The Jesuit evangelist Father Andrew White translated the Catholic catechism into the Piscataway language in the 1630s, and other English teachers gathered Piscataway language materials. The original copy is a five-page Roman Catholic instruction written in Piscataway; it is the main surviving record of the language. White also wrote a grammar dictionary, though it is now considered lost. A prominent speaker of Piscataway was Mary Kittamaquund, called the "Pocahontas of Maryland" due to her state as the daughter of a chieftain, marriage to an English settler and diplomatic ability.

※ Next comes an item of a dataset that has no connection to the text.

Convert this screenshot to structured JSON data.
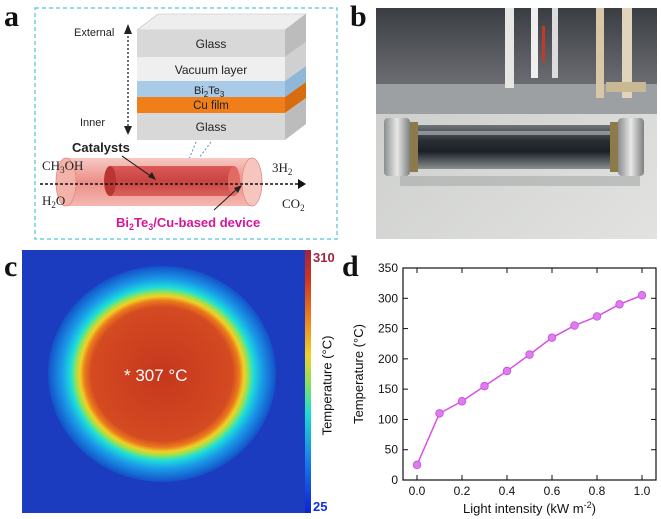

The National Museum of the American Indian Mitsitam Native Foods Café is named after the Piscataway and Delaware term for 'let's eat'. Similarly the University of Maryland, College Park named a dining hall Yahentamitsi, which translates to 'a place to go to eat'.

== Phonology ==
This section gives the phoneme inventory as reconstructed by Mackie (2006).

Piscataway Consonants
|  |  | Labial | Alveolar | Post-alv./ Palatal | Velar | Glottal |
| Plosive |  | p | t |  | k |  |
| Affricate |  |  |  | tʃ |  |  |
| Nasal |  | m | n |  |  |  |
| Fricative | voiceless |  | s | ʃ | x | h |
| voiced |  | z |  |  |  |
| Approximant |  | w |  | j |  |  |

Vowels
|  | Front | Central | Back |
|---|---|---|---|
| Close | i iː |  | u uː |
| Mid | e eː | (ə) | o oː |
| Open |  | a aː |  |

- A mid vowel [] may have also been present.